En fait, ce que j’ai appris, le plus important à mon sens, c’est que quand je me fie à mon instinct, j’ai raison. Que mon cerveau analyse 10 millions d’informations à la seconde, sans forcément que j’en ai conscience et qu’il sait quand ça va mal tourner ou quand ça va être génial, qu’il faut que je l’écoute.

Ce que j’ai appris aussi sur cet instinct, c’est qu’on s’entoure des gens qui nous ressemblent et que quand j’ai des atomes crochus avec quelqu’un ce n’est jamais par hasard.
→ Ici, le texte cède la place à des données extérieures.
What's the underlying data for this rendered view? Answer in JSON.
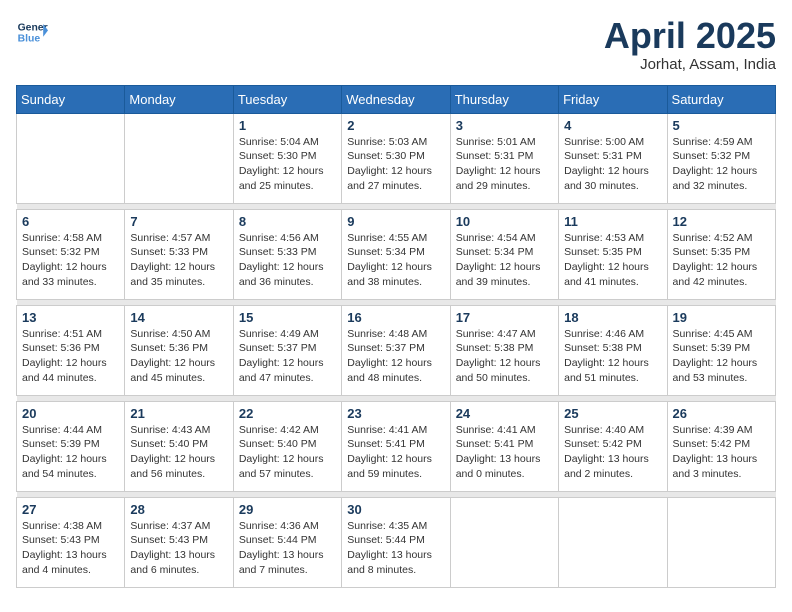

Mes copines sont des femmes fantastiques dont je suis extrêmement fière. Elles m’impressionnent beaucoup car elles ont toutes une intelligence hors norme, humaine, logique, sociale ou analytique peu importe, elles sont comme moi et je suis comme elles. Si elles arrivent à faire de grandes choses, à construire des trucs que j’envie, alors, je le peux aussi.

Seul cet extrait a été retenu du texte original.